Medium Pressure Emissions of a Multi-Point Low NOx Combustion System

,” will be presented at the American Society of Mechanical Engineers International Gas Turbine Institute’s

Turbo Expo

, held June 3-7 in San Antonio. The 58th annual event unites leading experts in the turbomachinery industry to share the latest innovations.

The researchers worked with UTAS’s Multipoint Lean Direct Injection (MLDI) system – a unique take on aircraft engine combustion chambers. Whereas a typical aircraft engine might have a single row of large fuel injectors in its combustor, the MLDI system uses several rows of smaller injectors. The result, researchers have found, is more widely distributed combustion that is less prone to instabilities and generates less nitrogen oxide emissions.

“Usually in the existing gas turbine engines, the combustors have relatively big fuel elements where the fuel is injected and mixed,” Gutmark says. “The idea here was to replace them with smaller ones, but there are more of them that can actually distribute the combustion instead of having it focused in one concentrated zone.”

An added advantage of having more injectors is the larger degree of control a pilot has. With many more points of combustion, changing fuel consumption can be done with greater precision to accommodate the engine’s differing thrust needs for taking off, landing, taxiing or cruising.

“You can change the mixture of what you’re running much easier than when you have one concentrated location. The flexibility of operating the engine becomes much easier,” Gutmark says.

More fuel control also leads to even fewer emissions. It’s an important objective for companies such as UTAS, which hopes this project can produce service-ready technology that will reduce landing and takeoff cycle nitrogen oxide emissions by 75 percent of the International Civil Aviation Organization standards by 2020.

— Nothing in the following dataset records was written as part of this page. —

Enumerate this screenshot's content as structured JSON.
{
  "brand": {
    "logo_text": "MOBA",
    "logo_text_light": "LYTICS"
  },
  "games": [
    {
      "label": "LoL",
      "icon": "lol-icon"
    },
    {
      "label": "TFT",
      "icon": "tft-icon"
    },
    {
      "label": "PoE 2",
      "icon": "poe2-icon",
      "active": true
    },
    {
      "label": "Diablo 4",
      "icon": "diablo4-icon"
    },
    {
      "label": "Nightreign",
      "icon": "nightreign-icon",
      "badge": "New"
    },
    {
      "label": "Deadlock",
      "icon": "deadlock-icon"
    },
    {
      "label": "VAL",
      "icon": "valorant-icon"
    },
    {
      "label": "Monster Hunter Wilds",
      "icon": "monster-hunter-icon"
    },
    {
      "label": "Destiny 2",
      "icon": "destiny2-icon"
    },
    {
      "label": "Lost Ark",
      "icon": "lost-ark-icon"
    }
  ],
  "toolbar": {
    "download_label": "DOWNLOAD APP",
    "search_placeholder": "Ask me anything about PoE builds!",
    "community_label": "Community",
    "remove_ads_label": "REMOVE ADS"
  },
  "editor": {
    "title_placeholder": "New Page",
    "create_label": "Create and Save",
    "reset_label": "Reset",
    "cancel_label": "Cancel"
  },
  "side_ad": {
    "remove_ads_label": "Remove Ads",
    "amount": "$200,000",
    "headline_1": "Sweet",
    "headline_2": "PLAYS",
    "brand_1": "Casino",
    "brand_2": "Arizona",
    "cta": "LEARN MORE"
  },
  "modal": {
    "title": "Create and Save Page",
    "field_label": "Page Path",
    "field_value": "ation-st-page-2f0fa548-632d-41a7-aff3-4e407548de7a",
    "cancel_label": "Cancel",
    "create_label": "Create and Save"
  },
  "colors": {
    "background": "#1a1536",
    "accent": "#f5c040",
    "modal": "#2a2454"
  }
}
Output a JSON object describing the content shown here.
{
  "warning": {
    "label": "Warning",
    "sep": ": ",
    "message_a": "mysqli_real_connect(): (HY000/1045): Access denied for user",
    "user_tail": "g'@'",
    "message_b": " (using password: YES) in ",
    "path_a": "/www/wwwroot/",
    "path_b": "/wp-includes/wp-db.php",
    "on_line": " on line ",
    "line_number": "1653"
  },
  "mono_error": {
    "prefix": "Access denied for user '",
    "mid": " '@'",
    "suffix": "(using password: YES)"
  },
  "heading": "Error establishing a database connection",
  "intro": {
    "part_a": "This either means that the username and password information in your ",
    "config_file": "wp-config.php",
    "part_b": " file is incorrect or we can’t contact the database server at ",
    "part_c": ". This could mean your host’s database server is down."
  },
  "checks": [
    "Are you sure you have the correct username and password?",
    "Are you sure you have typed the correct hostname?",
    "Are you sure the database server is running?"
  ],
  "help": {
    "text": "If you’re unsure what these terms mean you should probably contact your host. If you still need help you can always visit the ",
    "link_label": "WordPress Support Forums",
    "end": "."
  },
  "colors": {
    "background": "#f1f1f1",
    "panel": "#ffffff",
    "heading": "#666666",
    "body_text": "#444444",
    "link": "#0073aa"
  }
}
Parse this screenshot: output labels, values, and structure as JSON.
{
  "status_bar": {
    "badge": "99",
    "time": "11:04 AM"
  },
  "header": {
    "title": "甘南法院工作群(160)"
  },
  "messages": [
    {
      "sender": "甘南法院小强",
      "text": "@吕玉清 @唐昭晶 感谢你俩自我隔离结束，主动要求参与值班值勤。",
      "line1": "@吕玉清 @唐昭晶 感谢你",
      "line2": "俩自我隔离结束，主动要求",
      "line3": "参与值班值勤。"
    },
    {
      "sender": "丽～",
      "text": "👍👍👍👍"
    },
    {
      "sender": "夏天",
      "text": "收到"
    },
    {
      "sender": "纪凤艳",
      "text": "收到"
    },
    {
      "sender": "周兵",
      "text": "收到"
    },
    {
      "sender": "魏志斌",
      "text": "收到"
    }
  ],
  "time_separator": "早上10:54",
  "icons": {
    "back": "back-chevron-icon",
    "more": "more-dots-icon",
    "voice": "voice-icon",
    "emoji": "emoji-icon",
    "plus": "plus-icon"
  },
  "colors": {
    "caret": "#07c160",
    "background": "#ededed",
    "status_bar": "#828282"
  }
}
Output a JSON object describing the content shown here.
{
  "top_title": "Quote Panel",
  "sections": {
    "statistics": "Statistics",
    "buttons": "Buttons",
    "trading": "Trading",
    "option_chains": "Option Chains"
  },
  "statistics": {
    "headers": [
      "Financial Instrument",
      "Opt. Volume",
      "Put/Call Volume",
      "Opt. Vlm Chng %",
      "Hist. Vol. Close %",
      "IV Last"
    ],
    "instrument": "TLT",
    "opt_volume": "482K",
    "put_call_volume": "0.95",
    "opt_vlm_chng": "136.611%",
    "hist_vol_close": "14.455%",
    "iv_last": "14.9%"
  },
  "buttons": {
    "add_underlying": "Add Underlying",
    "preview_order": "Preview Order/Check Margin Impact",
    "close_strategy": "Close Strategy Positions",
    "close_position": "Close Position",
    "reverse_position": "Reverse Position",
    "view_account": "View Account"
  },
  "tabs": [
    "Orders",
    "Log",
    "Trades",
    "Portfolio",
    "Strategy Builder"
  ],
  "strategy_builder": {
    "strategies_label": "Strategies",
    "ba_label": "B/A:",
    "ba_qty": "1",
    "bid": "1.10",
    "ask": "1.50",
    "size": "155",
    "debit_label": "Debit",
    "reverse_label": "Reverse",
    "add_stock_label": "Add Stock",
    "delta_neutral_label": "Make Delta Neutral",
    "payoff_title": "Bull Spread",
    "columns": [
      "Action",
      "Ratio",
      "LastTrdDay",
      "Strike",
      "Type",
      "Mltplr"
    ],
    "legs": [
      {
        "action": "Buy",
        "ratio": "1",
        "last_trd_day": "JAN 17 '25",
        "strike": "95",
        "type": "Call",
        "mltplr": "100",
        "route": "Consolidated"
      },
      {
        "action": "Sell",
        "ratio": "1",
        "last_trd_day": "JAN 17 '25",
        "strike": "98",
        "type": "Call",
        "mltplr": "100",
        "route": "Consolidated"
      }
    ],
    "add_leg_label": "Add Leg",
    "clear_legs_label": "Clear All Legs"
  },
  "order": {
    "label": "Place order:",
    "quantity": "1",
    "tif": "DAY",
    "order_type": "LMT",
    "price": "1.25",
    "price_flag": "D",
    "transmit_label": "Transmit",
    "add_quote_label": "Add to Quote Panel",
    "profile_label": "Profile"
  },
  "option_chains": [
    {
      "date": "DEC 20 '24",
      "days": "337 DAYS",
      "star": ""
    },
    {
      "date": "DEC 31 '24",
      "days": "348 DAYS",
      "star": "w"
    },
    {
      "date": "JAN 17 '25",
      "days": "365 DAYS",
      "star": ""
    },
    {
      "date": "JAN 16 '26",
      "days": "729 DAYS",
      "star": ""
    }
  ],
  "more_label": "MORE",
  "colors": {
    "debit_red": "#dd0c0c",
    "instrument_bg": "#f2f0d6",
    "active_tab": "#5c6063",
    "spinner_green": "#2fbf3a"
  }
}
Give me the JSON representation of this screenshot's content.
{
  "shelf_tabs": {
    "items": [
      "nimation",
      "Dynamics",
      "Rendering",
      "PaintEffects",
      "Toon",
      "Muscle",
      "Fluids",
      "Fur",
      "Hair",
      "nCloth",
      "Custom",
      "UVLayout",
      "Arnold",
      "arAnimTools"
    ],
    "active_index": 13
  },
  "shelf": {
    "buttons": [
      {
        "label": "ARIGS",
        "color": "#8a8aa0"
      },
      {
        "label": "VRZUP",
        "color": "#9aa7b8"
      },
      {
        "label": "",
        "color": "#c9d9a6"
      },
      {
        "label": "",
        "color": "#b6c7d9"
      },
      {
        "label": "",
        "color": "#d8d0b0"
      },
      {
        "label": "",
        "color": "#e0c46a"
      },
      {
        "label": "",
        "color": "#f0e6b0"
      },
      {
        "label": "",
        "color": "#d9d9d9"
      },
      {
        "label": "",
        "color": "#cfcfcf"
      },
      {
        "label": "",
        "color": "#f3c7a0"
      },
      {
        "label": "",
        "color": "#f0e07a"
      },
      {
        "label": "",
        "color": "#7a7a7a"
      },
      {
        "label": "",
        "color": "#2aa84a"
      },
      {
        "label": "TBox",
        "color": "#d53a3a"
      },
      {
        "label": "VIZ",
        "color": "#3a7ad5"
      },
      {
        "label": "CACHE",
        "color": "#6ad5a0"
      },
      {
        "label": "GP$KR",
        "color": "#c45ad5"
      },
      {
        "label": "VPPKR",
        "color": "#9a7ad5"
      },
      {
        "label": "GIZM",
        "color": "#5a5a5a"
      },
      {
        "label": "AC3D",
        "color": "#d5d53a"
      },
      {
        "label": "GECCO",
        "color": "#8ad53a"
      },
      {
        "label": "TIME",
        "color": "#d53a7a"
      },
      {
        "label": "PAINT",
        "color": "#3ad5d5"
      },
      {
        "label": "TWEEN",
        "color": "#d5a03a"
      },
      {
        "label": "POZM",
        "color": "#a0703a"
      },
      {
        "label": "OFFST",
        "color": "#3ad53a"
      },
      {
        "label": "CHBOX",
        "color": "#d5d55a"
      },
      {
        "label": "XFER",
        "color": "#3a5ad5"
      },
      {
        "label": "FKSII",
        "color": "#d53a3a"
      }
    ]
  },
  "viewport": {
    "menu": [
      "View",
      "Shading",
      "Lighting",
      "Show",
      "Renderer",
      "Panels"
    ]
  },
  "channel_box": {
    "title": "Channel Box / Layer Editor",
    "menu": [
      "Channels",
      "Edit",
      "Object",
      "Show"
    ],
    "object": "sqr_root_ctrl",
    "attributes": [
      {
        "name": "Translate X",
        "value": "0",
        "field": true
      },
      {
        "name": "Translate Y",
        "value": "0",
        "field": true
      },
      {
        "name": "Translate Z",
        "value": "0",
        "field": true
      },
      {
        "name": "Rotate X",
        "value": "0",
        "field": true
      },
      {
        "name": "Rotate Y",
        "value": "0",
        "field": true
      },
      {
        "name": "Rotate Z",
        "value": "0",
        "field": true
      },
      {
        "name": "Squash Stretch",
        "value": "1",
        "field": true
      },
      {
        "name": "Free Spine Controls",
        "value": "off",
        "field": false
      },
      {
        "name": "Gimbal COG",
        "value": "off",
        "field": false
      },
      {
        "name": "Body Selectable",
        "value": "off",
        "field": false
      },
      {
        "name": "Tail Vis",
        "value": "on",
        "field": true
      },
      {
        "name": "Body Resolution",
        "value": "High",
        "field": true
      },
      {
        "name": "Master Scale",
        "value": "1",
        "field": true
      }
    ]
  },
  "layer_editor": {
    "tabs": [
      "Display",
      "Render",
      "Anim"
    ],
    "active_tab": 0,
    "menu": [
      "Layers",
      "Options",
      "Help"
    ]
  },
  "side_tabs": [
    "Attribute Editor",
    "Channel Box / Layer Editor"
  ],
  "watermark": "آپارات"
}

BUILDING INDUSTRY RELATIONSHIPS FOUNDED ON TEAMWORK

UC’s relationship with UTAS goes back for more than 10 years, when the company was known as Goodrich Aerospace. UC was helping Goodrich refine its fuel injectors even then, and a few years later the partnership grew when UC completed its Combustion Research Laboratory at the Center Hill Campus with funding through Ohio’s Third Frontier economic development initiative.

Gutmark says

UC’s unique combination of high-tech facilities and advanced research acumen

makes the university an attractive and successful partner for industry. Over the years he’s worked on a broad range of projects with companies from across the country – Boeing in Washington, Halliburton in Texas and General Electric in New York or here in Cincinnati.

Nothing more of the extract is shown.